Effective October 1, 2025, California will join a growing number of jurisdictions that regulate the use of automated-decision systems (ADS) in employment decisions. Employers in California should review their use of ADS in employee selection and assessment to ensure compliance with the state’s amended Fair Employment and Housing Act (FEHA) regulations and mitigate legal risks associated with algorithmic discrimination.
Using Automated Decision Systems in Employment
The amended FEHA regulations expand the definition of “employer” to include any agent acting directly or indirectly on behalf of an employer in making employment decisions, including those assisted by ADS. The regulations broadly define ADS as any “computational process that makes a decision or facilitates human decision making.” These systems, which utilize data and algorithms (e.g., artificial intelligence or natural language processing models), are increasingly used by employers for screening job candidates and assessing employee performance. Specifically, the regulations cite the following examples of tasks performed by ADS:
- Computer-based assessments that measure an applicant or employee’s skills, abilities, personality, aptitude, or otherwise make predictive assessments about an applicant or employee;
- Directing job advertisements or recruiting efforts to specific groups;
- Screening resumes;
- Analyzing an applicant’s voice and/or mannerisms during an interview; or
- Analyzing employee or applicant data from third parties.
The regulations make clear that it is unlawful for an employer to use ADS or selection criteria that discriminates against an applicant, employee, or class of applicants or employees on the basis of protected characteristics. The regulations provide examples of how ADS can result in discrimination, such as measuring an applicant’s skill or reaction time, which may disadvantage individuals with certain disabilities, or analyzing an applicant’s tone of voice or facial expressions, which could discriminate based on race, national origin, disability, or gender. Employers must thus consider whether use of ADS has discriminatory effect, and may be obliged to provide reasonable accommodation for applicants and employees.
Key Provisions of the New Rules
- Prohibition on Discriminatory Use: Employers are prohibited from using ADS in a manner that discriminates against individuals or classes of individuals based on characteristics protected by FEHA.
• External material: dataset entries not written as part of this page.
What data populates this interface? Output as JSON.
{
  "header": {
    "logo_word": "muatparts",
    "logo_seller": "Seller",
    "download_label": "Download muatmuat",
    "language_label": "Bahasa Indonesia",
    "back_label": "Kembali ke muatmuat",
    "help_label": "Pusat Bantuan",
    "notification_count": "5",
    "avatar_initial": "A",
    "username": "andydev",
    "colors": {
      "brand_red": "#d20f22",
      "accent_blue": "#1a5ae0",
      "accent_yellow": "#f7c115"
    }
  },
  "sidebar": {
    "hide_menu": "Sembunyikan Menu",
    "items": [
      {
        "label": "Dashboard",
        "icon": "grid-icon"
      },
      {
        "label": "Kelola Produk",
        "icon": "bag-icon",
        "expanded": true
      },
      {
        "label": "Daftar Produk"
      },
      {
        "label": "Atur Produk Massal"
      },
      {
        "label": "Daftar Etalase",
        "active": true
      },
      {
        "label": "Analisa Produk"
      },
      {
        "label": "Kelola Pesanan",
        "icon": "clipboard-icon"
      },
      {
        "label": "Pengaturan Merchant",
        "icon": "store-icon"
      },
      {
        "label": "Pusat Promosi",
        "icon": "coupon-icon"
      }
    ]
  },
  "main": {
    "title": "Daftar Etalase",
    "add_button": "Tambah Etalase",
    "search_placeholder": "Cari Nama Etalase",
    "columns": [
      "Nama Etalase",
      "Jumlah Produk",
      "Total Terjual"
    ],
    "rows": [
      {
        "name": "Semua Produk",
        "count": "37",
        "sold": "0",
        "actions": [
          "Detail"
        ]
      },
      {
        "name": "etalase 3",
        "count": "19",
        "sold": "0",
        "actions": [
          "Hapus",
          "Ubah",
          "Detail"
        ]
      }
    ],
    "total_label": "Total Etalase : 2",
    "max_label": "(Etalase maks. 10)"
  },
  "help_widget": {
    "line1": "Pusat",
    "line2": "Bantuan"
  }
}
- Affirmative Defense: Employers can assert an affirmative defense if they use anti-bias testing or similar proactive measures to prevent unlawful discrimination in the use of ADS.
- Record Retention: Employers must now retain records of ADS data in addition to their preexisting obligation to retain records of personnel actions. The regulations further increase the required records preservation period from two to four years.
Takeaways for Employers
- Review Existing Use of ADS and Implement Anti-Bias Measures: Employers should review their current use of ADS and consider implementing anti-bias testing and policies to prevent unlawful discrimination. Regular bias audits and anti-bias testing are recommended to evaluate AI tools. Employers who are considering using ADS in employment decisions may want to limit the use of automated tools to those validated under the U.S. Equal Employment Opportunity Commission’s (EEOC) Uniform Guidelines on Employee Selection Procedures. Employers should also consider implementing policies on anti-discrimination in AI use and procedures to prevent unlawful discrimination in employment decisions assisted by ADS.
- Maintain Records: Beyond the requirement to retain ADS data under the amended regulations, employers should maintain records of all data used and generated by ADS in employment decisions. This includes corresponding decisions and any bias audits, which can help document efforts to prevent unlawful discrimination.
- Consider Indemnification Agreements: Given the expanded definition of “employer” to include agents acting directly or indirectly on behalf of the employer, employers using vendors or third-party recruiters should consider including indemnification agreements for violations of FEHA caused by the third party.
California is among a growing number of jurisdictions regulating the use of ADS and AI in employment decisions. Employers should stay informed about changes in regulations to ensure ongoing compliance with applicable state and local laws.